# 6 / 2020
05.11.2020

Le commerce soutient le développement durable

L’humanité va aujourd’hui beaucoup mieux qu’en 1990. Grâce au commerce mondial et aux investissements directs étrangers, la pauvreté a sensiblement reculé partout dans le monde. En parallèle, la qualité de vie a fait un bond en avant. Le commerce profite aussi à l’environnement à long terme. Par leurs exportations, importations ou investissements à l’étranger, les entreprises suisses apportent une contribution importante au développement durable à l’échelle du globe. Si l’on veut maintenir cette dynamique, la suppression des obstacles au commerce doit se poursuivre. Pour cela, les organisations internationales (ONU, OCDE, OMC, etc.) qui négocient et développent les standards de durabilité sont d’une importance centrale. Comme elle l’a fait jusqu’à présent, la Suisse doit continuer de prendre part activement à cette évolution.

L’essentiel en bref

De nos jours, la durabilité est à juste titre un souci omniprésent.
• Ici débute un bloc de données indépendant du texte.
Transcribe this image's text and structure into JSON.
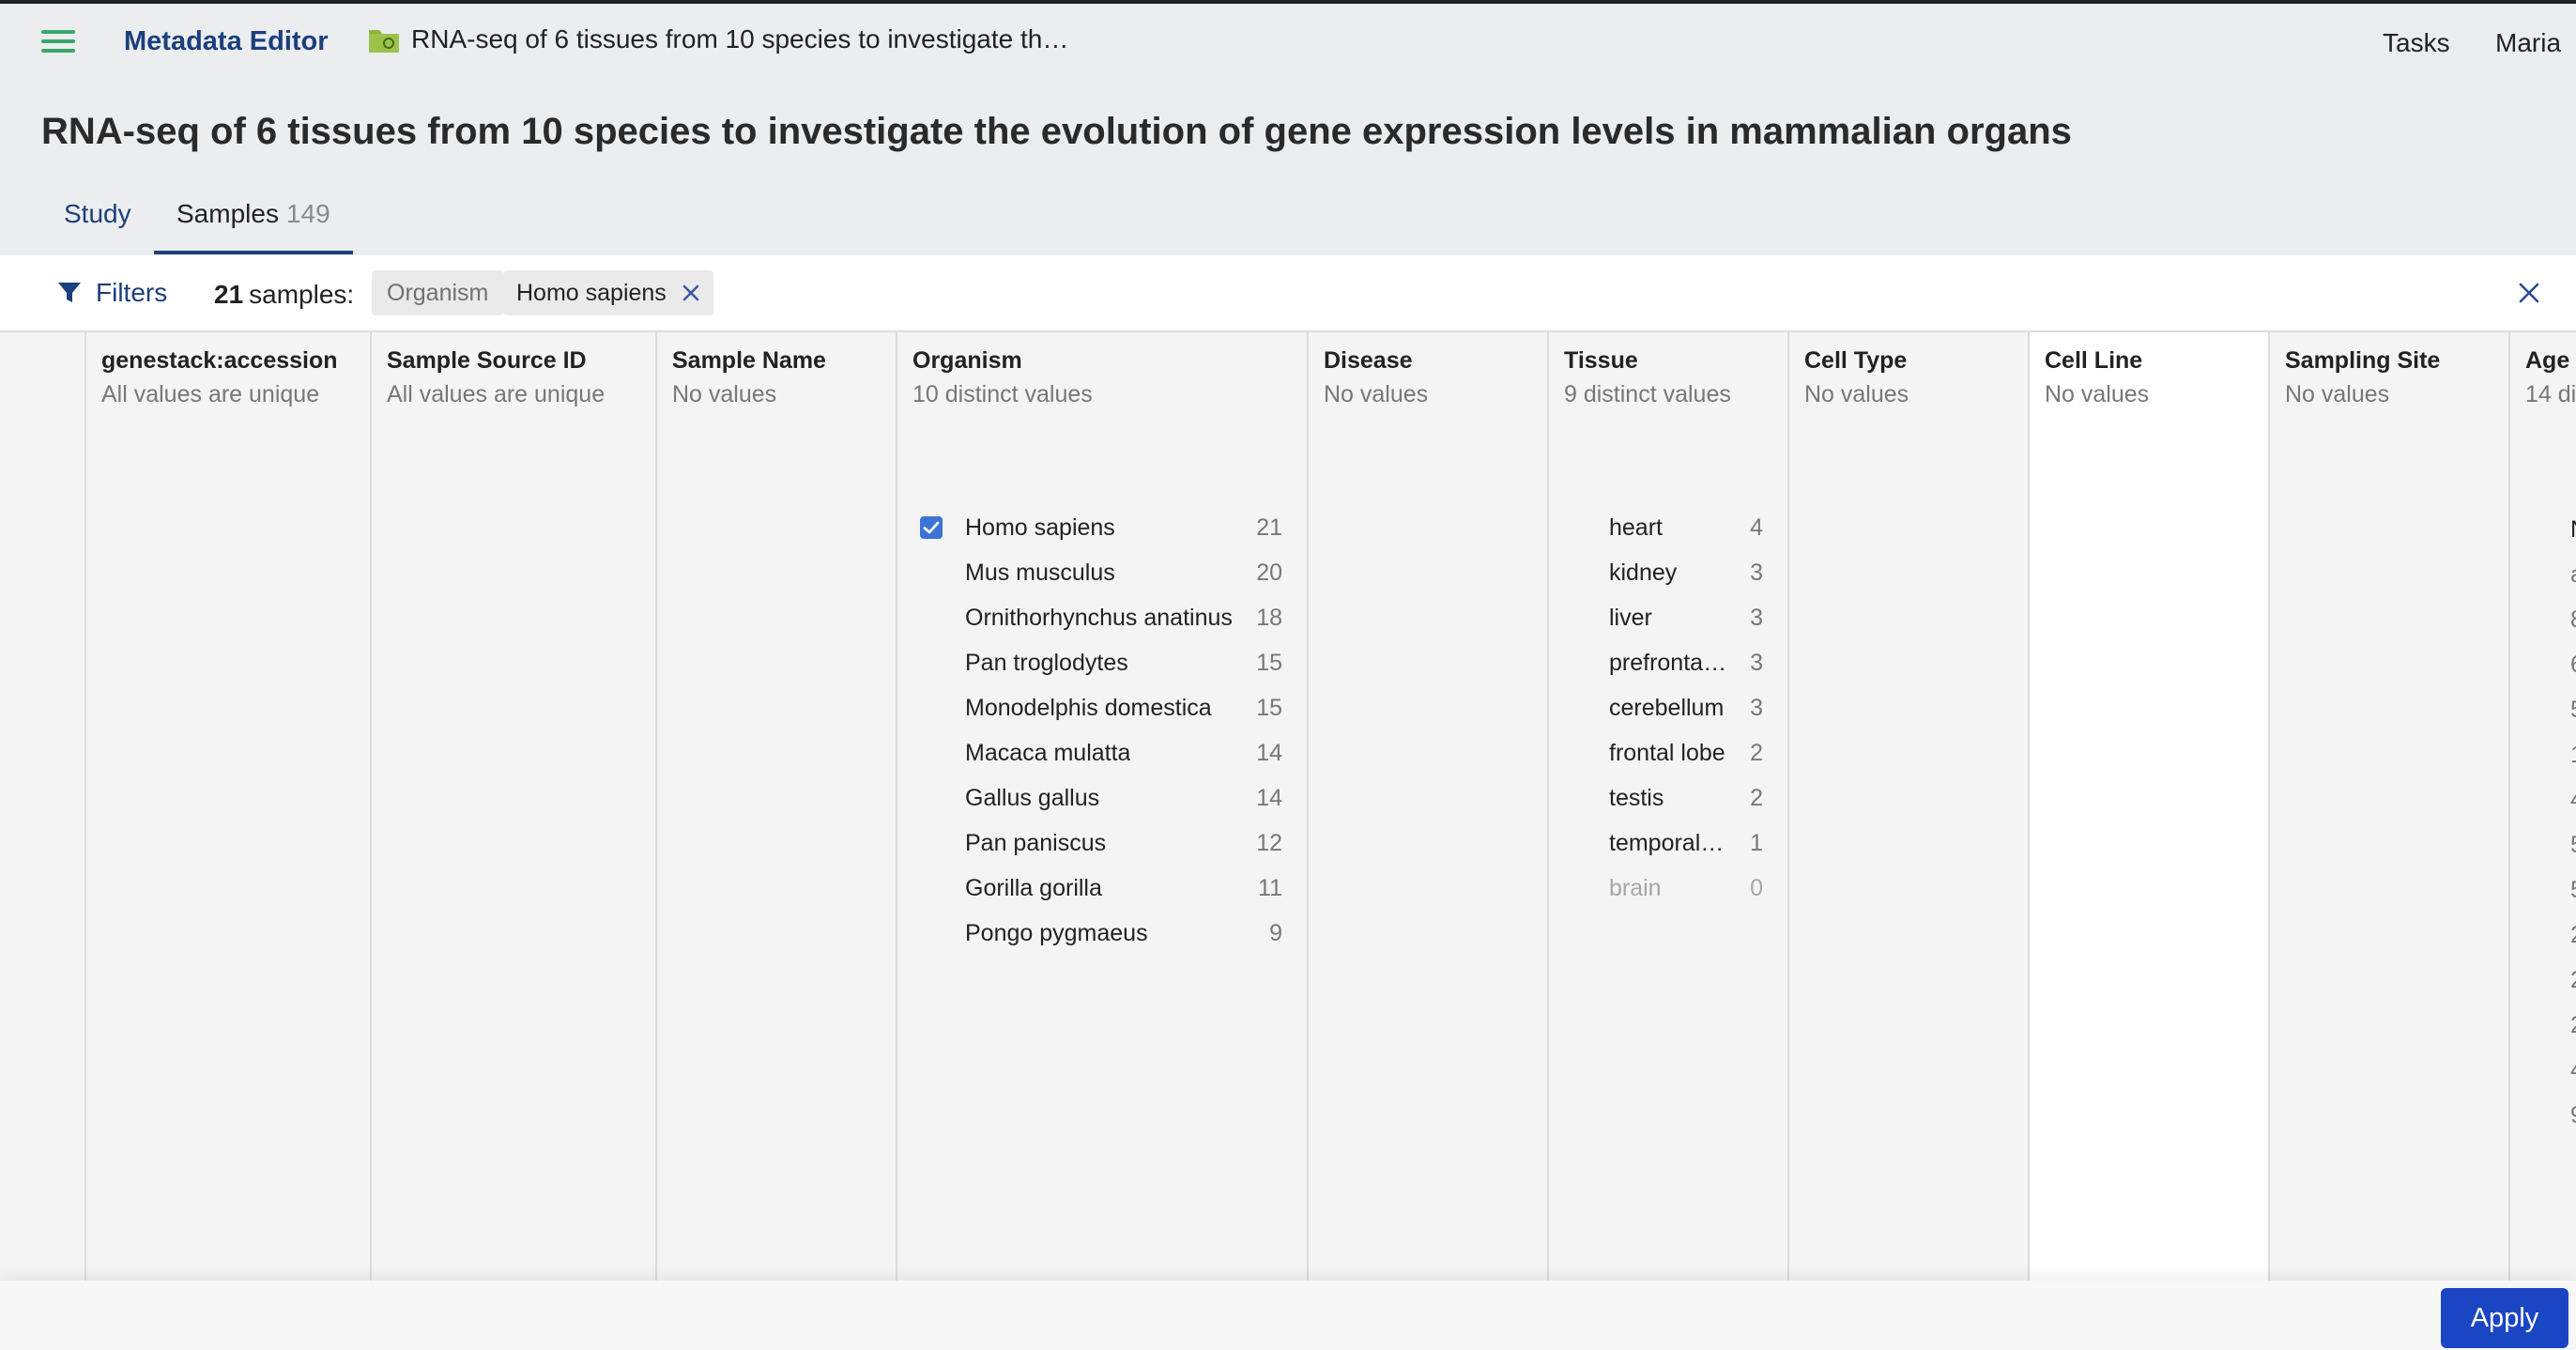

Le développement durable représente l’un des plus grands défis mondiaux de notre époque. Gardons-nous toutefois de ne considérer que l’aspect environnemental. Car la durabilité comporte aussi une dimension sociale et une dimension économique. Les solutions doivent donc s’inscrire dans une perspective d’ensemble et impliquer l’économie, à qui revient une fonction clé dans ce domaine. L’ONU, elle-même, voit le commerce mondial comme un moteur du développement durable.

Le commerce de marchandises et de services ainsi que les investissements directs étrangers réduisent la pauvreté et améliorent la qualité de vie de nombreux individus. À long terme, ils ont des effets bénéfiques sur l’environnement. Cela suppose une bonne gouvernance au niveau des États et des entreprises conscientes de leurs responsabilités. Grâce à des standards de durabilité élevés et à des produits d’exportation de qualité, les entreprises suisses apportent une contribution importante au développement durable à l’échelle du globe. Elles font partie des principaux investisseurs directs étrangers, surtout dans les pays en développement. Leur arrivée s’accompagne souvent d’un engagement marqué dans le domaine de la formation et d’un transfert des technologies les plus récentes. 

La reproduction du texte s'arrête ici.